As the young people in our lives start taking out student loans, getting their first credit cards, and learning the hard way about overdraft fees, it’s important to fill them in about certain things. So let’s start here:
- Bills: These come first! Whether it’s a phone bill or their newly 18 and expected to put in some money for rent, bills are top priority. Not only is it important to teach them how to budget for bills, but teach them to get familiar with company policies. Learn about grace periods, payment plans, and late fees in case you’re ever in a bind.
- Differentiate net income vs. gross income. Let them know that gross income is how much you make before taxes and net come is how much you have after. Teach them to always make financial plans based on net income because that’s how much money you’ll actually see and spend.
- Secured credit cards. It’s really not enough to give a young adult a credit card and tell them not to spend it because, well, they will eventually. The best thing to do is get a secured credit card that they put the deposit down for and you also have access to. That way, they can learn more about how credit cards work through actual practice.

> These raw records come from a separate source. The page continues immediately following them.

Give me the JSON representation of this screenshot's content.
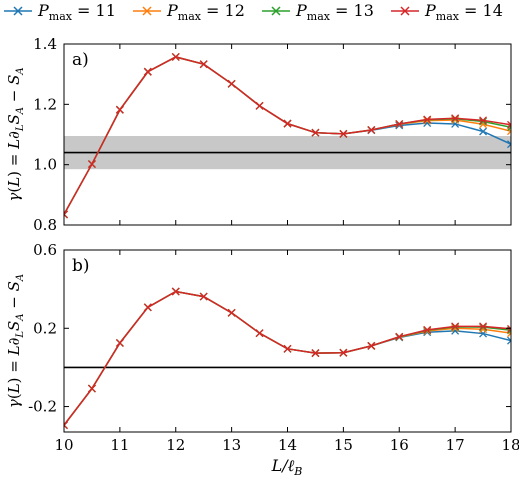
{
  "legend": [
    {
      "name": "P_max = 11",
      "var": "P",
      "sub": "max",
      "eq": " = 11",
      "color": "#1f77b4"
    },
    {
      "name": "P_max = 12",
      "var": "P",
      "sub": "max",
      "eq": " = 12",
      "color": "#ff7f0e"
    },
    {
      "name": "P_max = 13",
      "var": "P",
      "sub": "max",
      "eq": " = 13",
      "color": "#2ca02c"
    },
    {
      "name": "P_max = 14",
      "var": "P",
      "sub": "max",
      "eq": " = 14",
      "color": "#d62728"
    }
  ],
  "xlabel": "L/ℓ_B",
  "chart_data": [
    {
      "type": "line",
      "panel_label": "a)",
      "ylabel": "γ(L) = L∂_L S_A − S_A",
      "xlim": [
        10,
        18
      ],
      "ylim": [
        0.8,
        1.4
      ],
      "xticks": [
        10,
        11,
        12,
        13,
        14,
        15,
        16,
        17,
        18
      ],
      "yticks": [
        0.8,
        1.0,
        1.2,
        1.4
      ],
      "ytick_labels": [
        "0.8",
        "1.0",
        "1.2",
        "1.4"
      ],
      "reference_line": 1.04,
      "band": [
        0.985,
        1.095
      ],
      "x": [
        10,
        10.5,
        11,
        11.5,
        12,
        12.5,
        13,
        13.5,
        14,
        14.5,
        15,
        15.5,
        16,
        16.5,
        17,
        17.5,
        18
      ],
      "series": [
        {
          "name": "P_max = 11",
          "color": "#1f77b4",
          "values": [
            0.835,
            1.002,
            1.182,
            1.308,
            1.357,
            1.333,
            1.268,
            1.195,
            1.136,
            1.106,
            1.102,
            1.114,
            1.13,
            1.138,
            1.135,
            1.11,
            1.068
          ]
        },
        {
          "name": "P_max = 12",
          "color": "#ff7f0e",
          "values": [
            0.835,
            1.002,
            1.182,
            1.308,
            1.357,
            1.333,
            1.268,
            1.195,
            1.136,
            1.106,
            1.102,
            1.115,
            1.134,
            1.146,
            1.148,
            1.134,
            1.111
          ]
        },
        {
          "name": "P_max = 13",
          "color": "#2ca02c",
          "values": [
            0.835,
            1.002,
            1.182,
            1.308,
            1.357,
            1.333,
            1.268,
            1.195,
            1.136,
            1.106,
            1.102,
            1.115,
            1.135,
            1.149,
            1.152,
            1.143,
            1.124
          ]
        },
        {
          "name": "P_max = 14",
          "color": "#d62728",
          "values": [
            0.835,
            1.002,
            1.182,
            1.308,
            1.357,
            1.333,
            1.268,
            1.195,
            1.136,
            1.106,
            1.102,
            1.115,
            1.135,
            1.15,
            1.154,
            1.147,
            1.132
          ]
        }
      ]
    },
    {
      "type": "line",
      "panel_label": "b)",
      "ylabel": "γ(L) = L∂_L S_A − S_A",
      "xlim": [
        10,
        18
      ],
      "ylim": [
        -0.33,
        0.6
      ],
      "xticks": [
        10,
        11,
        12,
        13,
        14,
        15,
        16,
        17,
        18
      ],
      "yticks": [
        -0.2,
        0.2,
        0.6
      ],
      "ytick_labels": [
        "-0.2",
        "0.2",
        "0.6"
      ],
      "reference_line": 0.0,
      "x": [
        10,
        10.5,
        11,
        11.5,
        12,
        12.5,
        13,
        13.5,
        14,
        14.5,
        15,
        15.5,
        16,
        16.5,
        17,
        17.5,
        18
      ],
      "series": [
        {
          "name": "P_max = 11",
          "color": "#1f77b4",
          "values": [
            -0.295,
            -0.108,
            0.125,
            0.307,
            0.388,
            0.362,
            0.279,
            0.175,
            0.095,
            0.073,
            0.075,
            0.11,
            0.153,
            0.18,
            0.187,
            0.173,
            0.137
          ]
        },
        {
          "name": "P_max = 12",
          "color": "#ff7f0e",
          "values": [
            -0.295,
            -0.108,
            0.125,
            0.307,
            0.388,
            0.362,
            0.279,
            0.175,
            0.095,
            0.073,
            0.075,
            0.11,
            0.155,
            0.186,
            0.2,
            0.195,
            0.175
          ]
        },
        {
          "name": "P_max = 13",
          "color": "#2ca02c",
          "values": [
            -0.295,
            -0.108,
            0.125,
            0.307,
            0.388,
            0.362,
            0.279,
            0.175,
            0.095,
            0.073,
            0.075,
            0.11,
            0.156,
            0.19,
            0.207,
            0.206,
            0.19
          ]
        },
        {
          "name": "P_max = 14",
          "color": "#d62728",
          "values": [
            -0.295,
            -0.108,
            0.125,
            0.307,
            0.388,
            0.362,
            0.279,
            0.175,
            0.095,
            0.073,
            0.075,
            0.11,
            0.157,
            0.192,
            0.21,
            0.21,
            0.197
          ]
        }
      ]
    }
  ]
}
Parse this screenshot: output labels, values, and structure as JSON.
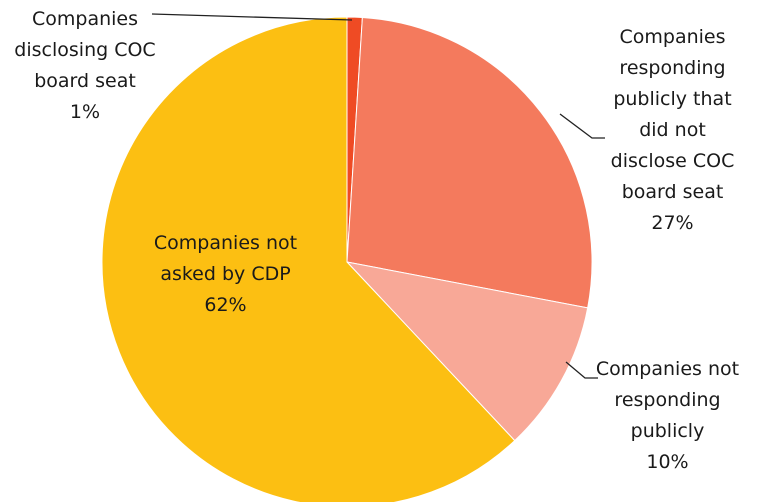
{
  "chart_data": {
    "type": "pie",
    "categories": [
      "Companies disclosing COC board seat",
      "Companies responding publicly that did not disclose COC board seat",
      "Companies not responding publicly",
      "Companies not asked by CDP"
    ],
    "values": [
      1,
      27,
      10,
      62
    ],
    "value_labels": [
      "1%",
      "27%",
      "10%",
      "62%"
    ],
    "colors": [
      "#ef4b24",
      "#f47a5d",
      "#f8a897",
      "#fcbf12"
    ]
  }
}
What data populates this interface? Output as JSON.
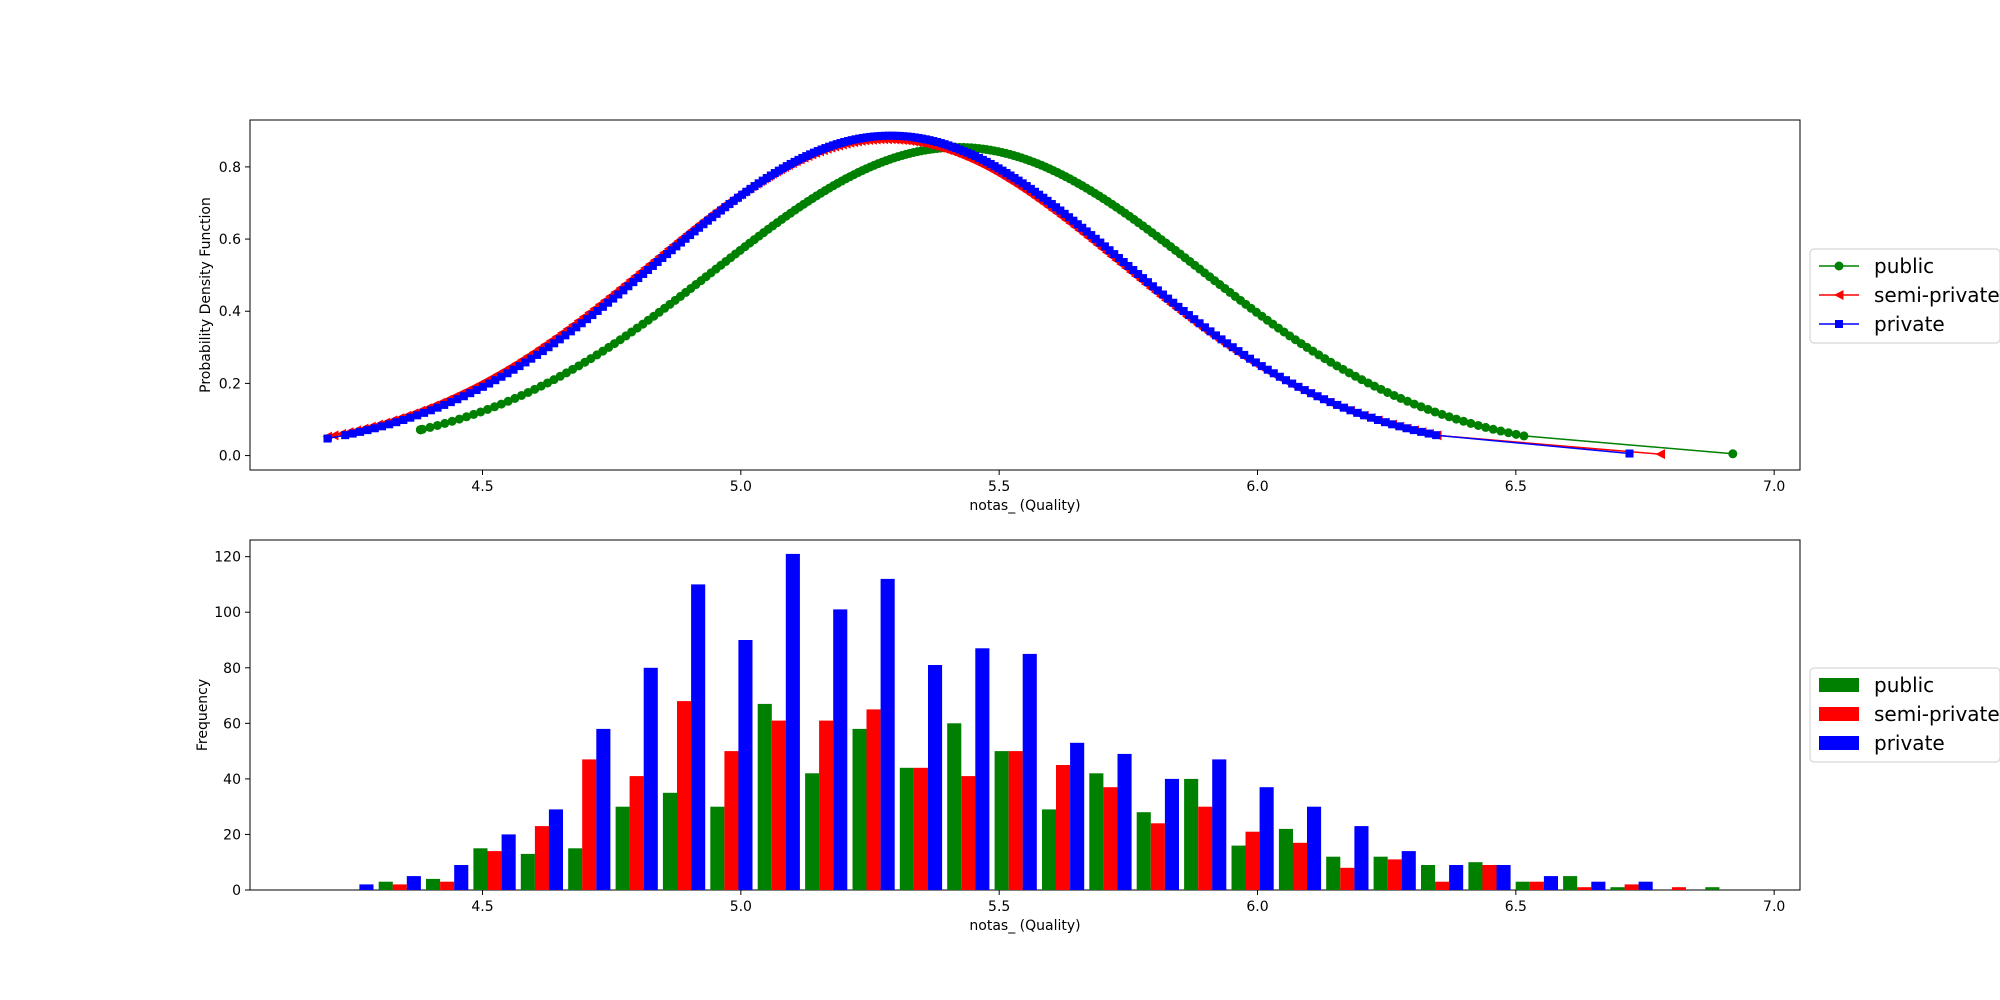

- Credit is proof of accountability. Teens need to know that we need credit for everything. Leasing a car, renting an apartment, getting a credit card, the price of homeowner insurance—everything. And the only thing that could seriously negatively impact your credit and impede your life progress is not paying your bills on time. Good credit isn’t about jumping through hoops when you’re first starting out. It’s about literally doing the bare minimum.
As you can see, adulting is hard, and teaching your kids how to be a financially literate adult is even harder! While it may take a lot of trial and error, remember to be patient with your teen. Yes, they’re going to mess up a few things, but didn’t we do the same thing at that age?
Of course we did. Have a little grace and know that you’re setting them up to have a better personal finance foundation than you did. Kudos.